C’era come un’aria strana a Firenze, nella zona del traguardo del mondiale in viale Paoli, nemmeno un’ora dopo la conclusione del campionato del mondo di ciclismo. Gente che sciamava e che indugiava, fiorentini e toscani ma anche i tantissimi italiani e stranieri calati nella nostra regione per fare allegramente il tifo. Dagli ammirevoli norvegesi e svedesi vestiti con i colori nazionali per incitare atleti con ben poche speranze di successo, agli spagnoli che certo alla fine si saranno mangiati le mani per come è andata, compreso l’appassionatissimo Fernando Alonso. Dai belgi enormi pieni di birra e con i bicchieri ancora in mano, per la gioia dei bar della zona, fino al colombiano evidentemente intristito per la caduta dell’idolo di casa Uran Uran nell’ultima discesa verso Pian di Mugnone.

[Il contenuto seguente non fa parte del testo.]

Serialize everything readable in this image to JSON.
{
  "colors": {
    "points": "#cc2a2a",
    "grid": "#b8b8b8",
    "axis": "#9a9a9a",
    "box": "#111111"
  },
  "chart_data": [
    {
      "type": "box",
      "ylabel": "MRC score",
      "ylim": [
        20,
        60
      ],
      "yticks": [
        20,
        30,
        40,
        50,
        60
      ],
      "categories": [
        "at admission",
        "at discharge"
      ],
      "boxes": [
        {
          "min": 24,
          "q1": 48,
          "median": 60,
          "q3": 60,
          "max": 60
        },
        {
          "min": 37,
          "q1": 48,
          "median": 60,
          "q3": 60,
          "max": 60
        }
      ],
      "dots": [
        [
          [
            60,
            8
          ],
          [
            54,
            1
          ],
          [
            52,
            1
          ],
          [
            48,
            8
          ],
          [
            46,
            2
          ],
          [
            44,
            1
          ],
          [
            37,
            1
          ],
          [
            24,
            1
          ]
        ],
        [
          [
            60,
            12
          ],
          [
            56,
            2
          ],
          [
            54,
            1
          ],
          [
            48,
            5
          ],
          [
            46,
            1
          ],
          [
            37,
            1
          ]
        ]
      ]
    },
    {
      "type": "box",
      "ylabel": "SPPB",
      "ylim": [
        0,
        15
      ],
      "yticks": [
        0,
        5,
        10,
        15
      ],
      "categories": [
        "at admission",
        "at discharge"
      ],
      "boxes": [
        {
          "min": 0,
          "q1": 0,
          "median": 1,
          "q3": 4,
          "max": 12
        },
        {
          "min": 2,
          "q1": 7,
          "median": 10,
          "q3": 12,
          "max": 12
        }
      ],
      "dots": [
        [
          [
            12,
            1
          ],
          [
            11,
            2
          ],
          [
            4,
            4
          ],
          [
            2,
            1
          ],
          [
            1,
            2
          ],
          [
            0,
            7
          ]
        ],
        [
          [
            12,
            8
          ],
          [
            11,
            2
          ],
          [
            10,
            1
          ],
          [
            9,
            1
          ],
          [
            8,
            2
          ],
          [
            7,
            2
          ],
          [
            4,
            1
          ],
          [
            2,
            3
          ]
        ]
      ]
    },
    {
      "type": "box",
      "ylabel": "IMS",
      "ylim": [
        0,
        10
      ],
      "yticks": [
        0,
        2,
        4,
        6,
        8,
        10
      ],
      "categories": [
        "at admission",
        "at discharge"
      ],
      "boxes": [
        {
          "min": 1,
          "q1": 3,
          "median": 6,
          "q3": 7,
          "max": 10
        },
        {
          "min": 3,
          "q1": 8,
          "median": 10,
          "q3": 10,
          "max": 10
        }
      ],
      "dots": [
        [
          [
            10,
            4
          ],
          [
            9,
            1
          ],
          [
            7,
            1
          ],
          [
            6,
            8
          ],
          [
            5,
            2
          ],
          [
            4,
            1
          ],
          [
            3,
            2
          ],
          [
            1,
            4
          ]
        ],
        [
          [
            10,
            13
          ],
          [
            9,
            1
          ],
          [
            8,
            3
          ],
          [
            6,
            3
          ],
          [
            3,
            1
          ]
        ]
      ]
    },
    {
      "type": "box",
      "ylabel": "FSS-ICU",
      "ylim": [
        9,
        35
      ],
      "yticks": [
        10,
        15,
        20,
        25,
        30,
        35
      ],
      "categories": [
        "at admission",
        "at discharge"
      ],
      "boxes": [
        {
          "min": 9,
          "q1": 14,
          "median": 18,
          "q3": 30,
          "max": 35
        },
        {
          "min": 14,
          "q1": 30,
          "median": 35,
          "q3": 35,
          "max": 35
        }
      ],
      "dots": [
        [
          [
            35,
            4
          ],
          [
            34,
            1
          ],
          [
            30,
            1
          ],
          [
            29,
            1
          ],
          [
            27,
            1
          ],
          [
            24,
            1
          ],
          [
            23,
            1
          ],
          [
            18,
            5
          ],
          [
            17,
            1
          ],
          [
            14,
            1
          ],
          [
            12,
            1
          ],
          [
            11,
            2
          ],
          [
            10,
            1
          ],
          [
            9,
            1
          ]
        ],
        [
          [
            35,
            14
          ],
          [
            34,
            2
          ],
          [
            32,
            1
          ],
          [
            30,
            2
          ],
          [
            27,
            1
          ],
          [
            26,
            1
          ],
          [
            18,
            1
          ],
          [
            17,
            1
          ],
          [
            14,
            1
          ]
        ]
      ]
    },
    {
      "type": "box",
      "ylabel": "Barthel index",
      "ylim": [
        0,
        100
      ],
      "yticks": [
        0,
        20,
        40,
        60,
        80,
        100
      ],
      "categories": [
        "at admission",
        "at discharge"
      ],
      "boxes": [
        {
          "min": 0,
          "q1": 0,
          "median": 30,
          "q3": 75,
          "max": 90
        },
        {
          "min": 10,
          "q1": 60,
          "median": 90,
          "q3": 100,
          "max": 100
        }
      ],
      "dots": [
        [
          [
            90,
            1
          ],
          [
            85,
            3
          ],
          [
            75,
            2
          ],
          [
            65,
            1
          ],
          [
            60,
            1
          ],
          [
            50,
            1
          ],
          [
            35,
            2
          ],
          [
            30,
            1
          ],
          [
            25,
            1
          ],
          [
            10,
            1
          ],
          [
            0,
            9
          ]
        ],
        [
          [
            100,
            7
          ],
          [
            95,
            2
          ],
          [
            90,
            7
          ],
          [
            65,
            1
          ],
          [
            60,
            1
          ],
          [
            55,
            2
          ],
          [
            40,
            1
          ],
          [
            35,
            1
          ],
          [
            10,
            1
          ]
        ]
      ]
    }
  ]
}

Il tutto in un clima di festa vera, assolutamente senza gli eccessi del calcio: e l’aria strana era la sensazione strisciante di dispiacere che tutto fosse finito, al di là di chi aveva vinto o perso. Già, perché l’intera settimana mondiale di Toscana è stata un autentico trionfo, non solo per l’indubbio ritorno in termini d’immagine. Anche scettici e catastrofisti si sono dovuti ricredere: Firenze in particolare ha retto alla grande l’impatto; anzi si è offerta a tutti, abitanti e turisti, con un volto diverso, sicuramente migliore, e con un traffico veicolare molto più contenuto, almeno nelle zone interessate dalle diverse prove che si sono succedute. Un altro modo di vivere la città sembra quindi possibile.

Ma il mondiale di Toscana è stato anche la rivincita del ciclismo, sport stupendo che per i ben noti ricorrenti episodi di doping ha subìto negli anni una progressiva perdita di credibilità e popolarità. Paradossalmente, proprio le proibitive condizioni meteo della gara conclusiva hanno contributo a restituirgli ancor più tutta la sua dimensione di fatica e sofferenza, a volte addirittura epica, e a riavvicinarlo in un attimo alla gente.

I numeri delle presenze sul percorso, nonostante l’inclemenza del tempo, parlano da soli, così come la generosità con cui tutti hanno fatto il tifo, a cominciare da noi italiani. Davvero un gran bello spettacolo, di cui c’era proprio bisogno in giorni in cui il nostro Paese, a livello politico, ne ha offerto uno non altrettanto edificante. Ma un grande grazie va anche agli azzurri in gara, soprattutto a Giovanni Visconti e Vincenzo Nibali, siciliani trapiantati in Toscana che hanno entusiasmato con le loro azioni, e c’è rammarico per quella caduta dello Squalo che ne ha forse compromesso le potenzialità nella decisiva fase finale. Una vittoria azzurra sarebbe stata il massimo, nel mondiale di casa dedicato al grande e indimenticabile Franco Ballerini, ma il giudizio del ct Paolo Bettini – «meglio la “medaglia di legno” che perdere come ha fatto la Spagna» – è senza dubbio da condividere.

Onore al vincitore, Alberto Rui Costa, la cui terra di origine suggerisce il termine più giusto per definire l’«aria strana» di cui parlavamo all’inizio, la saudade lusitana che è qualcosa di più della nostalgia. Anche per questo il suo successo, visto il cognome, avrà strappato più di un sorriso tra i tanti tifosi presenti con le bandiere viola.